Alec Baldwin, the movie’s star producer who shot, called it a “one in a trillion event,” but many felt the accident was emblematic of critical and serious flaws in the industry.

According to the union, key issues related to safety and economics are being addressed in proposed agreements involving those working in film and television production.

“Our goal was to achieve fair contracts that work for IATSE members in television and film – which addresses issues of quality of life and working conditions such as rest and meal breaks,” said Matthew Loeb, president of IATSE International, in a statement. “We have achieved our goals for this round of bargaining and have built a solid foundation for future agreements.”

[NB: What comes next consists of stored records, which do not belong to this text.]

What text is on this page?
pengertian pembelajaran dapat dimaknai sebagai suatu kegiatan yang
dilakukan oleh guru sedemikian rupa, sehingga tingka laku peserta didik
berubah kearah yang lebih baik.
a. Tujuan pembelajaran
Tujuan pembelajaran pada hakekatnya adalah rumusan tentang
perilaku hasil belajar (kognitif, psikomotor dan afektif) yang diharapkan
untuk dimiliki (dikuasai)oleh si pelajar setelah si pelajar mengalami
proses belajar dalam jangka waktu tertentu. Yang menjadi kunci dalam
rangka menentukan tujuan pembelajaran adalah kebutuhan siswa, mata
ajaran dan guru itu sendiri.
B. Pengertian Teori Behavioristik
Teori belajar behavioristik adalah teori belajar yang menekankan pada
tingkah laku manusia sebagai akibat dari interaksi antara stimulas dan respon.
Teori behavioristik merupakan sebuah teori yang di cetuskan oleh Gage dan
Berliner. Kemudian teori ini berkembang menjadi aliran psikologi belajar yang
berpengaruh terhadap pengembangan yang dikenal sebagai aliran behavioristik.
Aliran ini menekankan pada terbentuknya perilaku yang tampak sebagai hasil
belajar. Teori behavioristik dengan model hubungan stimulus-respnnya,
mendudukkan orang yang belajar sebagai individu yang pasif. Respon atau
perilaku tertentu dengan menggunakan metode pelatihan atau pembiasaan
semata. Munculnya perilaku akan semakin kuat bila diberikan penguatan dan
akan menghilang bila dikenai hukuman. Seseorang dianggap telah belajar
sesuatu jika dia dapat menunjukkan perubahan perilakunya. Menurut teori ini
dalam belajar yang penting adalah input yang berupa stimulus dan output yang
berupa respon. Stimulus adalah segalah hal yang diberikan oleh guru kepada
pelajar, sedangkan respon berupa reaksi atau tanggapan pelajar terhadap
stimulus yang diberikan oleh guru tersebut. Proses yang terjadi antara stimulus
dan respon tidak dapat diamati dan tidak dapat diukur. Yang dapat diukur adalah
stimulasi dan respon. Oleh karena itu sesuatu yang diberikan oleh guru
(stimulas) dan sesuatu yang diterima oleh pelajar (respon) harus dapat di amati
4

Union leaders said the agreements include sweeping wage increases and increased compensation paid by streaming services, who have long been allowed lower pay rates.

The Motion Picture and Television Producers Alliance, which represents Hollywood studios and other production entities, said in a statement that “throughout the negotiations, IATSE’s leadership has advocated changes to improve quality of life” and “the agreements purposefully reflect the industry’s endorsement of those priorities and keeping everyone engaged.”


IATSE represents about 150,000 behind-the-scenes workers, including theater workers, cinematographers, fashion workers and others working in all forms of entertainment, from film and television to theater, concerts, trade shows and radio broadcasts.

The two contracts include about 63,000 union members. One mainly covers film and television production on the West Coast and applies to about two-thirds of these members; The other is for production centers, including New Mexico and Georgia.